WhatsApp: Come non essere bannati

WhatsApp banna gli utenti? A quanto pare si, qualora si violasse una delle regole imposte. Con l’aggiornamento 2.21.12.3 di WhatsApp sono stati svelati tutti i motivi per cui un utente potrebbe essere sospeso dalla piattaforma, ve li riportiamo a seguire.

Ban su WhatsApp: Le regole da rispettare

La lista di regole da seguire è decisamente lunga, tuttavia molte di esse sono piuttosto scontate:

  • Violazione della loro politica commerciale relativa a prodotti o servizi per adulti (le aziende non possono effettuare transazioni o scambiare prodotti o servizi illegali).
  • Violazione per la loro politica commerciale sull’alcol (le aziende non possono effettuare transazioni nella vendita di alcol).
  • Violazione della loro politica commerciale sugli animali (le aziende non possono effettuare transazioni nella vendita di animali).
  • Violazione per la loro politica commerciale su parti del corpo e fluidi (le aziende non possono effettuare transazioni nella vendita di parti del corpo umano o fluidi).
  • Violazione della loro politica commerciale sui servizi di incontri (le aziende non possono effettuare transazioni o facilitare servizi di incontri online).
  • Violazione della loro politica commerciale sui servizi digitali e in abbonamento (le aziende non possono effettuare transazioni nella vendita, inclusi rinnovi e aggiornamenti, ecc., di contenuti digitali, abbonamenti digitali o account digitali).
  • Violazione della loro politica commerciale sui servizi di gioco d’azzardo con denaro reale (le aziende non possono effettuare transazioni o facilitare giochi d’azzardo, giochi di abilità o lotterie, inclusi casinò online, libri sportivi, bingo o poker se costano denaro).
  • Violazione della loro politica commerciale sui prodotti medici e sanitari (le aziende non possono effettuare transazioni in determinati prodotti sanitari, inclusi dispositivi medici e prodotti per smettere di fumare contenenti nicotina.

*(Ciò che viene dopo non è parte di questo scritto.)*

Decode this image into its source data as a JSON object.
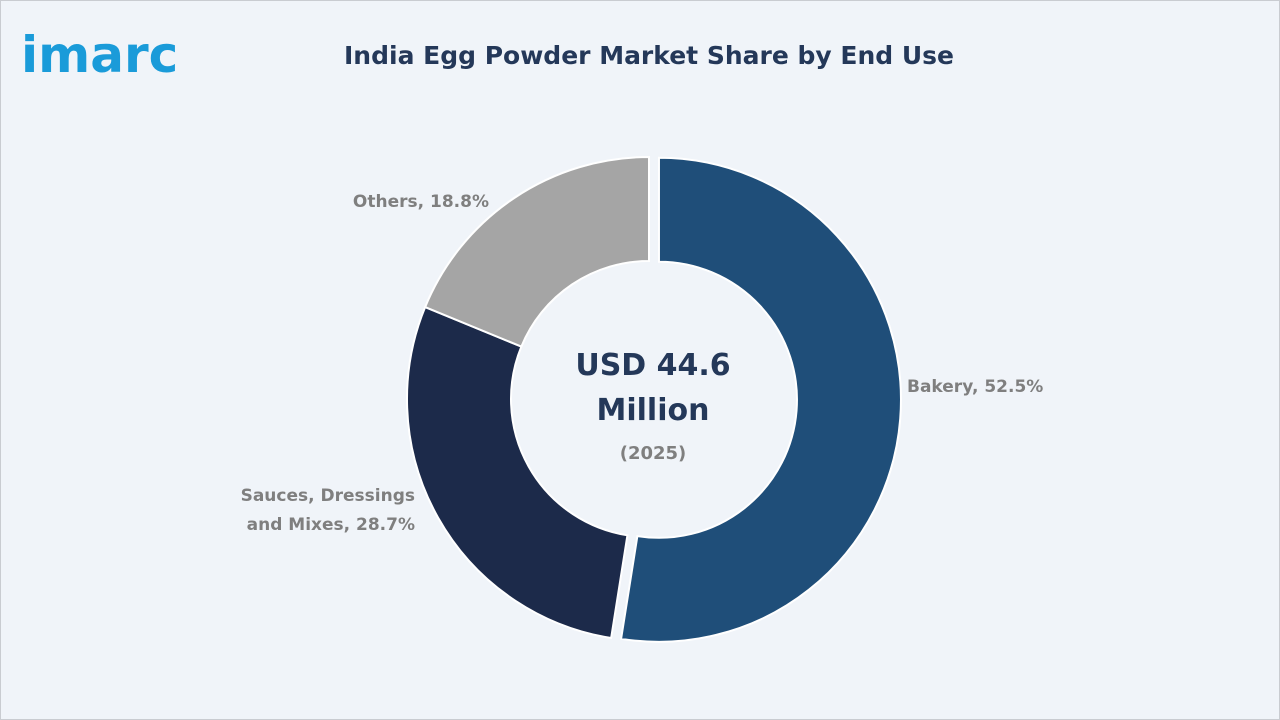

Sono ammessi produttori e servizi sanitari che non effettuano la vendita diretta).
  • Violazione della loro politica commerciale su prodotti o servizi illegali (le aziende non possono effettuare transazioni o scambiare prodotti o servizi illegali).
  • Violazione della loro Politica commerciale su modelli aziendali, beni, articoli o servizi che possono essere o sono fraudolenti, fuorvianti, offensivi o ingannevoli, o possono essere o sono di sfruttamento, inappropriati o esercitare un’indebita pressione su gruppi mirati.
  • Violazione della loro politica commerciale sulla valuta reale, virtuale o falsa (le aziende non possono effettuare transazioni nella vendita di valuta reale, virtuale o falsa, come le carte di credito o di debito bancarie attive).
  • Violazione per la loro politica commerciale sull’esperienza di qualità.
  • Violazione della loro politica commerciale sugli integratori ingeribili non sicuri (le aziende non possono effettuare transazioni nella vendita di integratori ingeribili non sicuri, come determinato da WhatsApp a sua esclusiva discrezione).
  • Violazione della loro politica commerciale sulla violazione di terze parti (le transazioni non possono contenere contenuti che violano o violano i diritti di proprietà intellettuale di terze parti, inclusi copyright o marchi. Ciò include, ma non è limitato a, la vendita di prodotti contraffatti, quali beni che copiano il marchio (nome o logo) e/o tratti distintivi di prodotti di un’altra azienda per imitare un prodotto genuino).
  • Violazione per la loro politica commerciale sugli articoli del tabacco e accessori correlati (le aziende non possono effettuare transazioni nella vendita di prodotti del tabacco o accessori del tabacco).
  • Violazione della loro politica commerciale su prodotti o articoli che facilitano o incoraggiano l’accesso non autorizzato ai media digitali (le aziende non possono effettuare transazioni nella vendita di dispositivi che facilitano o incoraggiano lo streaming di contenuti digitali in modo non autorizzato o interferiscono con la funzionalità dei dispositivi elettronici).
  • Violazione della loro Politica commerciale sulla vendita di farmaci con ricetta, ricreativi o di altro tipo (le aziende non possono effettuare transazioni nella vendita di droghe illegali, soggetti a prescrizione medica o ricreativi. Sono consentiti i produttori e i servizi sanitari che non effettuano la vendita diretta).
  • Violazione per la loro politica commerciale su armi, munizioni o esplosivi.
  • Violazione della loro politica aziendale sui contenuti offensivi

Se rispettate le regole in questione non dovreteste avere problemi.